When I started milling I was recommended a book called "value added lumber" (or something of the sort) I could get you the exact title and author after I get home from work if you want it. Where i am going with this is the book outlines many steps along the journey between trees and final lumber product that adds value to the wood. The biggest increase in value comes from drying the wood. It can make up to 60% of the total value. The other 40% comes in small bits from logging, milling, processing, and marketing. The manner in which you mill, and market make up the bulk of the remaining value after drying. The processing is the over head that Kevin was referring to. (storage is also an overhead expense) In the end the raw material (trees) make up the smallest percent of value to the lumber and that is why you got an estimate of $2000 for the trees and $25,000 for the finished value of the wood (a whopping 8%) 

The book above that I mentioned is all the knowledge that the average Black Walnut owner is missing and is the chief reason that they think their trees are worth gold. I often wish I could smack them upside the head with that book and all the knowledge would transfer to them so they come to their senses.

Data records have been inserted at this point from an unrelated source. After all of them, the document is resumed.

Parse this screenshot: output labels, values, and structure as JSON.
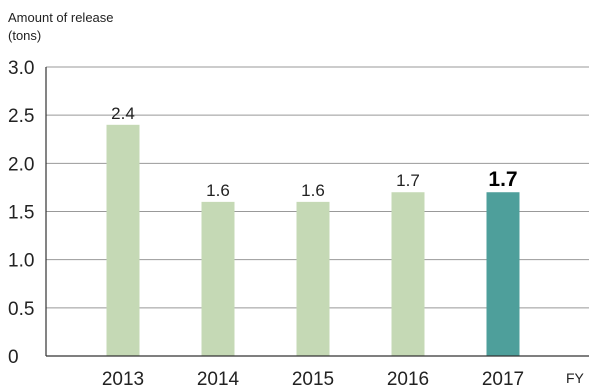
{
  "chart_data": {
    "type": "bar",
    "ylabel_lines": [
      "Amount of release",
      "(tons)"
    ],
    "xlabel": "FY",
    "categories": [
      "2013",
      "2014",
      "2015",
      "2016",
      "2017"
    ],
    "values": [
      2.4,
      1.6,
      1.6,
      1.7,
      1.7
    ],
    "value_labels": [
      "2.4",
      "1.6",
      "1.6",
      "1.7",
      "1.7"
    ],
    "highlight_index": 4,
    "ylim": [
      0,
      3.0
    ],
    "yticks": [
      0,
      0.5,
      1.0,
      1.5,
      2.0,
      2.5,
      3.0
    ],
    "ytick_labels": [
      "0",
      "0.5",
      "1.0",
      "1.5",
      "2.0",
      "2.5",
      "3.0"
    ],
    "grid": true,
    "colors": {
      "bar": "#c5d9b5",
      "highlight": "#4e9f9b",
      "grid": "#999999",
      "axis": "#333333"
    }
  }
}
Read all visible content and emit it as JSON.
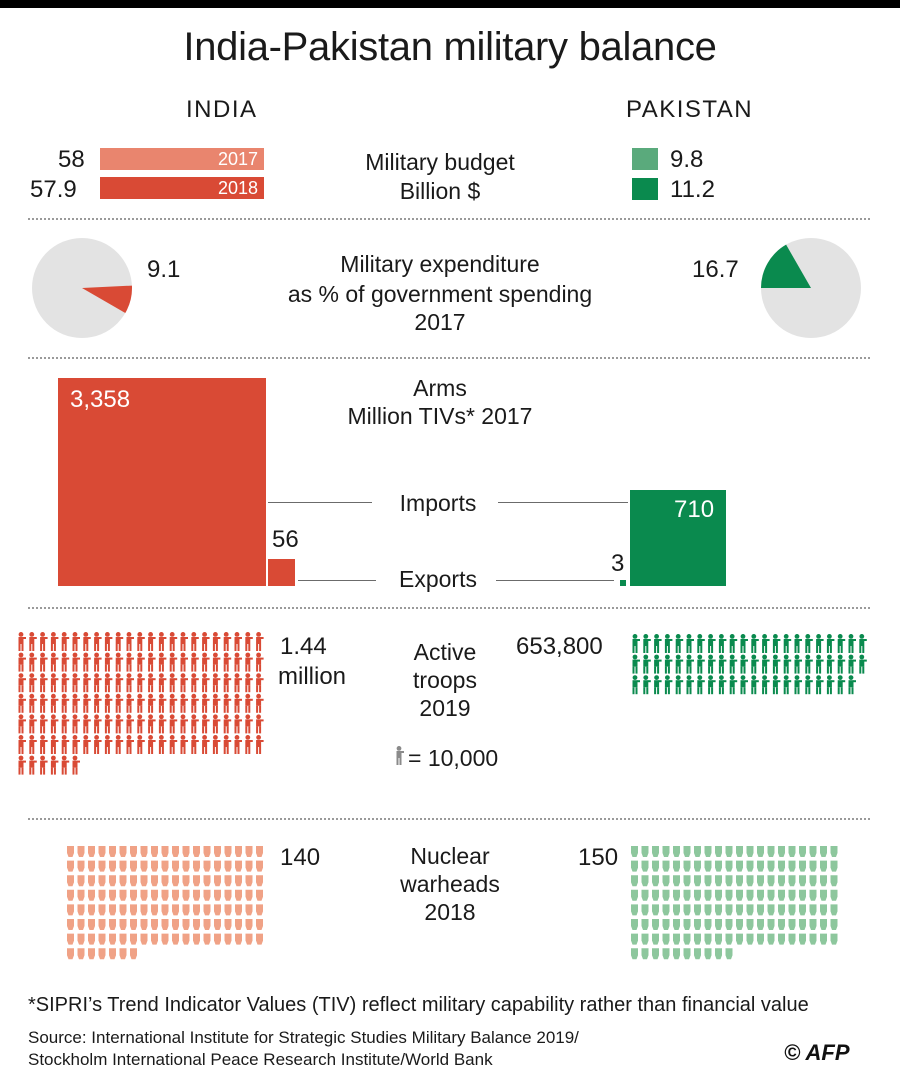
{
  "title": "India-Pakistan military balance",
  "countries": {
    "india": "INDIA",
    "pakistan": "PAKISTAN"
  },
  "colors": {
    "india_dark": "#d94a35",
    "india_light": "#e9856e",
    "india_pale": "#f0a286",
    "pakistan_dark": "#0a8a4e",
    "pakistan_light": "#5aaa7c",
    "pakistan_pale": "#8dc79d",
    "pie_bg": "#e3e3e3"
  },
  "chart_data": [
    {
      "type": "bar",
      "title": "Military budget",
      "subtitle": "Billion $",
      "series": [
        {
          "name": "INDIA",
          "years": [
            "2017",
            "2018"
          ],
          "values": [
            58,
            57.9
          ],
          "labels": [
            "58",
            "57.9"
          ]
        },
        {
          "name": "PAKISTAN",
          "years": [
            "2017",
            "2018"
          ],
          "values": [
            9.8,
            11.2
          ],
          "labels": [
            "9.8",
            "11.2"
          ]
        }
      ]
    },
    {
      "type": "pie",
      "title": "Military expenditure",
      "subtitle": "as % of government spending",
      "year": "2017",
      "series": [
        {
          "name": "INDIA",
          "value": 9.1,
          "label": "9.1"
        },
        {
          "name": "PAKISTAN",
          "value": 16.7,
          "label": "16.7"
        }
      ]
    },
    {
      "type": "bar",
      "title": "Arms",
      "subtitle": "Million TIVs* 2017",
      "categories": [
        "Imports",
        "Exports"
      ],
      "series": [
        {
          "name": "INDIA",
          "values": [
            3358,
            56
          ],
          "labels": [
            "3,358",
            "56"
          ]
        },
        {
          "name": "PAKISTAN",
          "values": [
            710,
            3
          ],
          "labels": [
            "710",
            "3"
          ]
        }
      ]
    },
    {
      "type": "pictogram",
      "title": "Active troops",
      "year": "2019",
      "unit_label": "= 10,000",
      "unit_value": 10000,
      "series": [
        {
          "name": "INDIA",
          "value": 1440000,
          "icons": 144,
          "label_line1": "1.44",
          "label_line2": "million"
        },
        {
          "name": "PAKISTAN",
          "value": 653800,
          "icons": 65,
          "label_line1": "653,800"
        }
      ]
    },
    {
      "type": "pictogram",
      "title": "Nuclear warheads",
      "year": "2018",
      "series": [
        {
          "name": "INDIA",
          "value": 140,
          "icons": 140,
          "label": "140"
        },
        {
          "name": "PAKISTAN",
          "value": 150,
          "icons": 150,
          "label": "150"
        }
      ]
    }
  ],
  "labels": {
    "budget_title": "Military budget",
    "budget_sub": "Billion $",
    "exp_title": "Military expenditure",
    "exp_sub": "as % of government spending",
    "exp_year": "2017",
    "arms_title": "Arms",
    "arms_sub": "Million TIVs* 2017",
    "imports": "Imports",
    "exports": "Exports",
    "troops_l1": "Active",
    "troops_l2": "troops",
    "troops_l3": "2019",
    "troops_unit": "= 10,000",
    "nuke_l1": "Nuclear",
    "nuke_l2": "warheads",
    "nuke_l3": "2018"
  },
  "footnote": "*SIPRI’s Trend Indicator Values (TIV) reflect military capability rather than financial value",
  "source_line1": "Source: International Institute for Strategic Studies Military Balance 2019/",
  "source_line2": "Stockholm International Peace Research Institute/World Bank",
  "credit": "© AFP"
}
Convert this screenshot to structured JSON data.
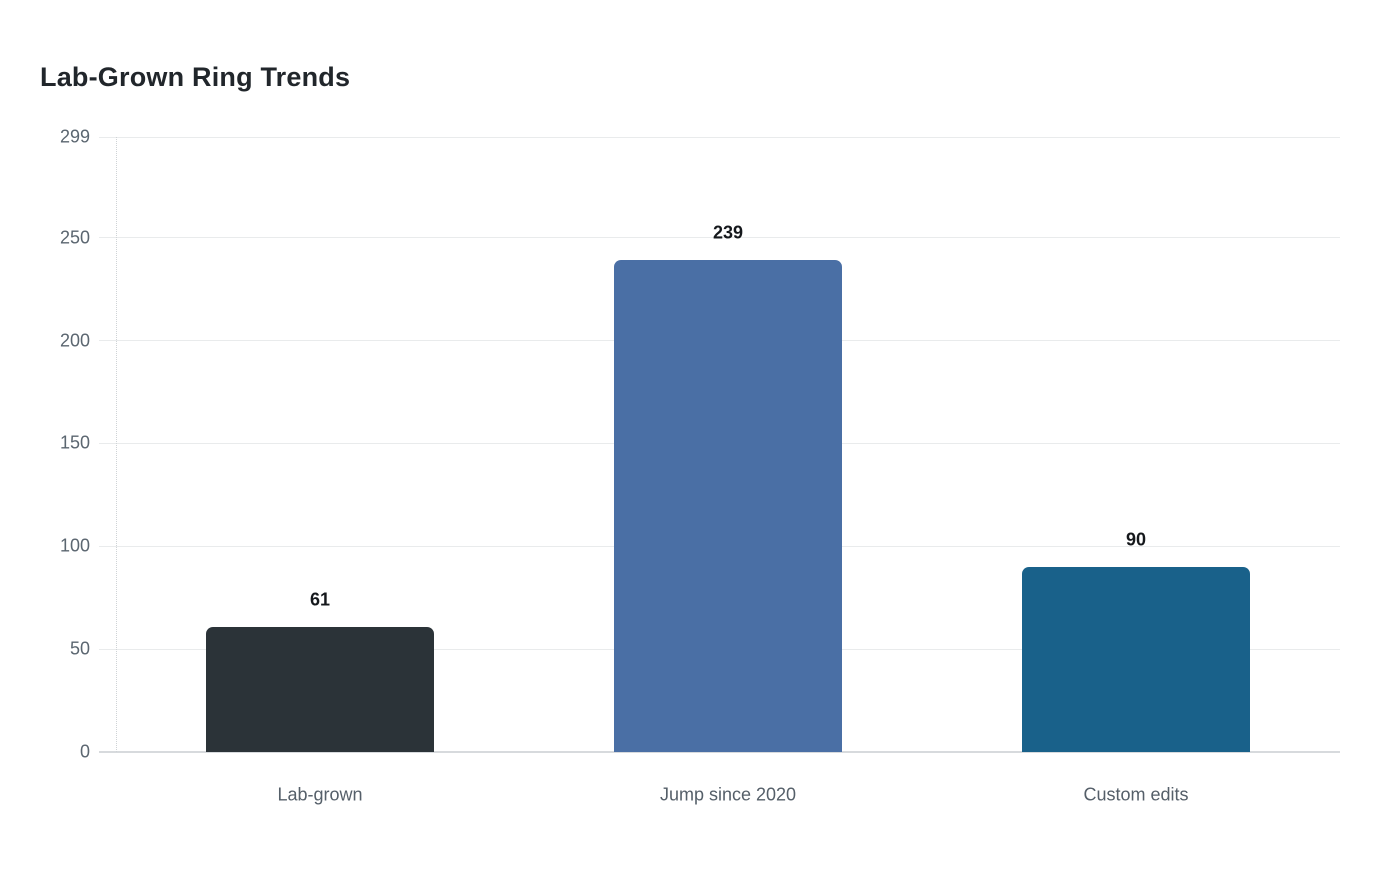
{
  "chart_data": {
    "type": "bar",
    "title": "Lab-Grown Ring Trends",
    "categories": [
      "Lab-grown",
      "Jump since 2020",
      "Custom edits"
    ],
    "values": [
      61,
      239,
      90
    ],
    "value_labels": [
      "61",
      "239",
      "90"
    ],
    "bar_colors": [
      "#2b3338",
      "#4a6fa5",
      "#19618a"
    ],
    "xlabel": "",
    "ylabel": "",
    "ylim": [
      0,
      299
    ],
    "yticks": [
      0,
      50,
      100,
      150,
      200,
      250,
      299
    ],
    "grid": true,
    "legend": false
  },
  "colors": {
    "background": "#ffffff",
    "title_text": "#21262b",
    "grid_line": "#e9ebec",
    "baseline": "#d7dadd",
    "axis_dotted": "#cfd3d6",
    "tick_label": "#5b6670",
    "category_label": "#555f69",
    "value_label": "#15181c"
  }
}
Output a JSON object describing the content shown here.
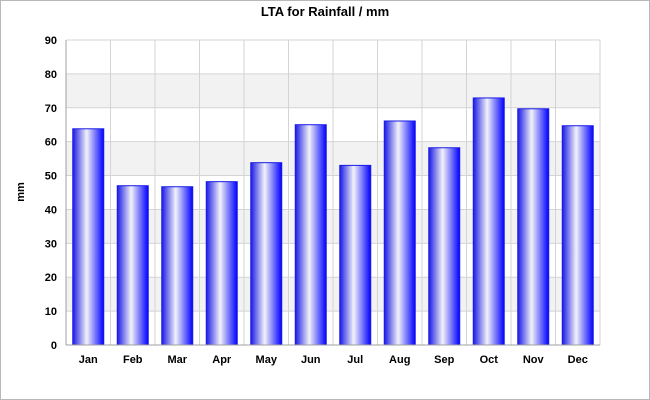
{
  "chart_data": {
    "type": "bar",
    "title": "LTA for Rainfall / mm",
    "xlabel": "",
    "ylabel": "mm",
    "categories": [
      "Jan",
      "Feb",
      "Mar",
      "Apr",
      "May",
      "Jun",
      "Jul",
      "Aug",
      "Sep",
      "Oct",
      "Nov",
      "Dec"
    ],
    "values": [
      63.8,
      47.0,
      46.7,
      48.2,
      53.8,
      65.0,
      53.0,
      66.1,
      58.2,
      72.9,
      69.7,
      64.7
    ],
    "ylim": [
      0,
      90
    ],
    "yticks": [
      "0",
      "10",
      "20",
      "30",
      "40",
      "50",
      "60",
      "70",
      "80",
      "90"
    ],
    "grid": true,
    "legend": "none",
    "colors": {
      "bar_edge": "#1a1ae6",
      "bar_center": "#f2f2f8",
      "bar_side": "#0000ff",
      "band": "#f2f2f2",
      "gridline": "#d4d4d4",
      "axis": "#a0a0a0"
    }
  }
}
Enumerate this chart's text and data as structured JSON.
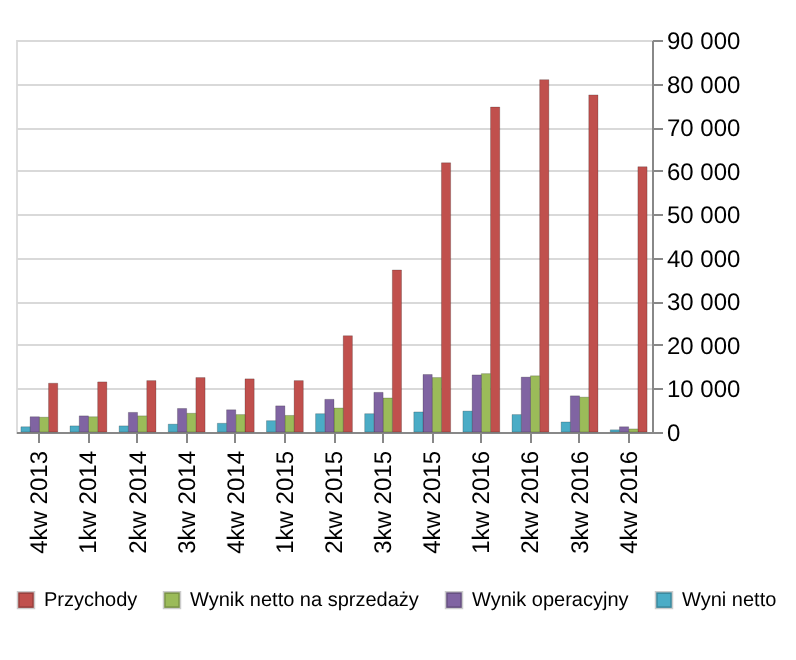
{
  "chart_data": {
    "type": "bar",
    "categories": [
      "4kw 2013",
      "1kw 2014",
      "2kw 2014",
      "3kw 2014",
      "4kw 2014",
      "1kw 2015",
      "2kw 2015",
      "3kw 2015",
      "4kw 2015",
      "1kw 2016",
      "2kw 2016",
      "3kw 2016",
      "4kw 2016"
    ],
    "series": [
      {
        "name": "Przychody",
        "color": "#c0504d",
        "values": [
          11200,
          11500,
          11800,
          12500,
          12200,
          11800,
          22100,
          37200,
          61800,
          74600,
          80900,
          77400,
          60900
        ]
      },
      {
        "name": "Wynik netto na sprzedaży",
        "color": "#9bbb59",
        "values": [
          3400,
          3500,
          3700,
          4300,
          4000,
          3800,
          5500,
          7800,
          12500,
          13400,
          12900,
          8000,
          700
        ]
      },
      {
        "name": "Wynik operacyjny",
        "color": "#8064a2",
        "values": [
          3500,
          3700,
          4500,
          5400,
          5100,
          6000,
          7500,
          9100,
          13200,
          13100,
          12600,
          8300,
          1200
        ]
      },
      {
        "name": "Wyni netto",
        "color": "#4bacc6",
        "values": [
          1200,
          1400,
          1400,
          1800,
          2000,
          2600,
          4200,
          4200,
          4600,
          4800,
          4000,
          2300,
          500
        ]
      }
    ],
    "ylim": [
      0,
      90000
    ],
    "yticks": [
      0,
      {
        "value": 10000,
        "label": "10 000"
      },
      {
        "value": 20000,
        "label": "20 000"
      },
      {
        "value": 30000,
        "label": "30 000"
      },
      {
        "value": 40000,
        "label": "40 000"
      },
      {
        "value": 50000,
        "label": "50 000"
      },
      {
        "value": 60000,
        "label": "60 000"
      },
      {
        "value": 70000,
        "label": "70 000"
      },
      {
        "value": 80000,
        "label": "80 000"
      },
      {
        "value": 90000,
        "label": "90 000"
      }
    ],
    "grid": "y",
    "legend": "bottom"
  }
}
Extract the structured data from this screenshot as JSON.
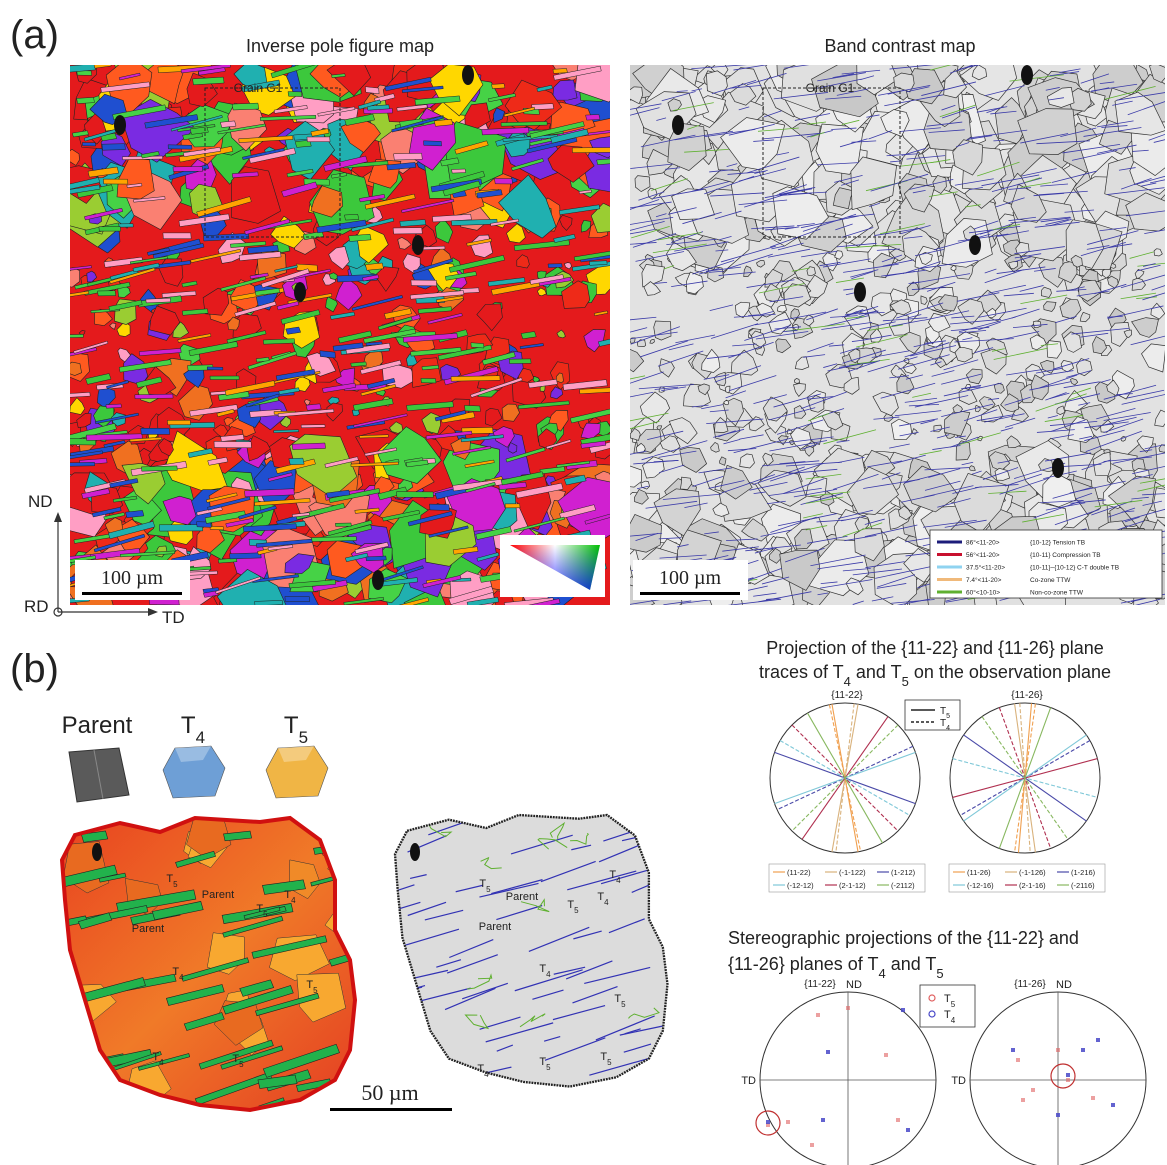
{
  "panel_a": {
    "label": "(a)",
    "ipf_title": "Inverse pole figure map",
    "bc_title": "Band contrast map",
    "grain_label": "Grain G1",
    "scale_bar": "100 µm",
    "axes": {
      "nd": "ND",
      "td": "TD",
      "rd": "RD"
    },
    "bc_legend": [
      {
        "angle": "86°<11-20>",
        "boundary": "{10-12} Tension TB",
        "color": "#1c1c7a"
      },
      {
        "angle": "56°<11-20>",
        "boundary": "{10-11} Compression TB",
        "color": "#c8102e"
      },
      {
        "angle": "37.5°<11-20>",
        "boundary": "{10-11}−{10-12} C-T double TB",
        "color": "#8fd3f0"
      },
      {
        "angle": "7.4°<11-20>",
        "boundary": "Co-zone TTW",
        "color": "#f0b97a"
      },
      {
        "angle": "60°<10-10>",
        "boundary": "Non-co-zone TTW",
        "color": "#5fb030"
      }
    ]
  },
  "panel_b": {
    "label": "(b)",
    "variants": [
      {
        "name": [
          {
            "text": "Parent"
          }
        ],
        "color": "#5a5a5a"
      },
      {
        "name": [
          {
            "text": "T"
          },
          {
            "sub": "4"
          }
        ],
        "color": "#6e9fd6"
      },
      {
        "name": [
          {
            "text": "T"
          },
          {
            "sub": "5"
          }
        ],
        "color": "#f0b545"
      }
    ],
    "scale_bar": "50 µm",
    "ipf_grain_labels": [
      [
        {
          "text": "T"
        },
        {
          "sub": "5"
        }
      ],
      [
        {
          "text": "Parent"
        }
      ],
      [
        {
          "text": "T"
        },
        {
          "sub": "5"
        }
      ],
      [
        {
          "text": "T"
        },
        {
          "sub": "4"
        }
      ],
      [
        {
          "text": "Parent"
        }
      ],
      [
        {
          "text": "T"
        },
        {
          "sub": "4"
        }
      ],
      [
        {
          "text": "T"
        },
        {
          "sub": "5"
        }
      ],
      [
        {
          "text": "T"
        },
        {
          "sub": "4"
        }
      ],
      [
        {
          "text": "T"
        },
        {
          "sub": "5"
        }
      ]
    ],
    "bc_grain_labels": [
      [
        {
          "text": "T"
        },
        {
          "sub": "5"
        }
      ],
      [
        {
          "text": "Parent"
        }
      ],
      [
        {
          "text": "T"
        },
        {
          "sub": "5"
        }
      ],
      [
        {
          "text": "T"
        },
        {
          "sub": "4"
        }
      ],
      [
        {
          "text": "T"
        },
        {
          "sub": "4"
        }
      ],
      [
        {
          "text": "Parent"
        }
      ],
      [
        {
          "text": "T"
        },
        {
          "sub": "4"
        }
      ],
      [
        {
          "text": "T"
        },
        {
          "sub": "5"
        }
      ],
      [
        {
          "text": "T"
        },
        {
          "sub": "5"
        }
      ],
      [
        {
          "text": "T"
        },
        {
          "sub": "4"
        }
      ],
      [
        {
          "text": "T"
        },
        {
          "sub": "5"
        }
      ]
    ],
    "traces": {
      "title": [
        [
          {
            "text": "Projection of the {11-22} and {11-26} plane"
          }
        ],
        [
          {
            "text": "traces of T"
          },
          {
            "sub": "4"
          },
          {
            "text": " and T"
          },
          {
            "sub": "5"
          },
          {
            "text": " on the observation plane"
          }
        ]
      ],
      "key": [
        [
          {
            "text": "T"
          },
          {
            "sub": "5"
          }
        ],
        [
          {
            "text": "T"
          },
          {
            "sub": "4"
          }
        ]
      ],
      "plots": [
        {
          "plane": "{11-22}",
          "legend": [
            {
              "label": "(11-22)",
              "color": "#f0a050"
            },
            {
              "label": "(-1-122)",
              "color": "#d9b27c"
            },
            {
              "label": "(1-212)",
              "color": "#4a4aa8"
            },
            {
              "label": "(-12-12)",
              "color": "#7fc8d8"
            },
            {
              "label": "(2-1-12)",
              "color": "#b03050"
            },
            {
              "label": "(-2112)",
              "color": "#88b860"
            }
          ]
        },
        {
          "plane": "{11-26}",
          "legend": [
            {
              "label": "(11-26)",
              "color": "#f0a050"
            },
            {
              "label": "(-1-126)",
              "color": "#d9b27c"
            },
            {
              "label": "(1-216)",
              "color": "#4a4aa8"
            },
            {
              "label": "(-12-16)",
              "color": "#7fc8d8"
            },
            {
              "label": "(2-1-16)",
              "color": "#b03050"
            },
            {
              "label": "(-2116)",
              "color": "#88b860"
            }
          ]
        }
      ]
    },
    "stereo": {
      "title": [
        [
          {
            "text": "Stereographic projections of the {11-22} and"
          }
        ],
        [
          {
            "text": "{11-26} planes of T"
          },
          {
            "sub": "4"
          },
          {
            "text": " and T"
          },
          {
            "sub": "5"
          }
        ]
      ],
      "key": [
        {
          "name": [
            {
              "text": "T"
            },
            {
              "sub": "5"
            }
          ],
          "color": "#e06060"
        },
        {
          "name": [
            {
              "text": "T"
            },
            {
              "sub": "4"
            }
          ],
          "color": "#4848c8"
        }
      ],
      "plots": [
        {
          "plane": "{11-22}",
          "nd": "ND",
          "td": "TD"
        },
        {
          "plane": "{11-26}",
          "nd": "ND",
          "td": "TD"
        }
      ]
    }
  }
}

Reactions: Like 1 | Great Post 2 | Informative 2


----------



## Graybeard (Jul 8, 2014)

Thanks for the information. I look forward to getting the name of the book. I know very few people that realize what's involved in the production of a board. People constantly tell me, I'll bet you made a fortune, that walnut is really valuable. Are you going to harvest the stump? They're gold. Ya right, have you ever dug out a stump, cleaned it up and tried to saw it up. That's why in part it's so darn valuable. Same with crotch wood. I've got tons of crotch wood in the woods but am not going to buy a tractor with a loader to get it out, then have it milled, then build a shed to dry it etc. It breaks my heart to leave it lay but I'm 70 years young and mowing the grass is a major job these days.

Thanks again.

Graybeard

Reactions: Like 2


----------



## Treecycle Hardwoods (Jul 8, 2014)

Here us the book I was referring to earlier


----------



## Kevin (Jul 8, 2014)

Was it perhaps myself or Daren who suggested that back then Greg? It's one of or maybe the first book I bought also when I started in milling. I ended up not really needing it but it still chock full of great info.


----------



## Treecycle Hardwoods (Jul 8, 2014)

It was likely one if not both of you guys. I have a good 6-8 books I bought in the early days of the mill. All helpful several I have read twice and referenced many times


----------



## Kevin (Jul 8, 2014)

Kevin said:


> I ended up not really needing it but it still chock full of great info



To clarify why I did not really need it, only because I never really did saw for grade to any amount.


----------



## Treecycle Hardwoods (Jul 8, 2014)

This one here talks a lot about sawing for grade. I have read. Reread. And referenced this one more than any other book. Had it sitting by the mill daily back in the day.


----------



## Kevin (Jul 8, 2014)

Woodmizer and Norwood used to send that book out with their mills - might still do it. It came with my LM 2000 - you're right it's a great book.

Reactions: Like 1


----------



## Treecycle Hardwoods (Jul 8, 2014)

Denig was a professor at the University of Wisconsin at one point in the forestry department he still may be I'm not sure. We are lucky to have the level of talented people in our local universities


----------



## JR Parks (Jul 30, 2014)

Thanks for the discussion guys!


----------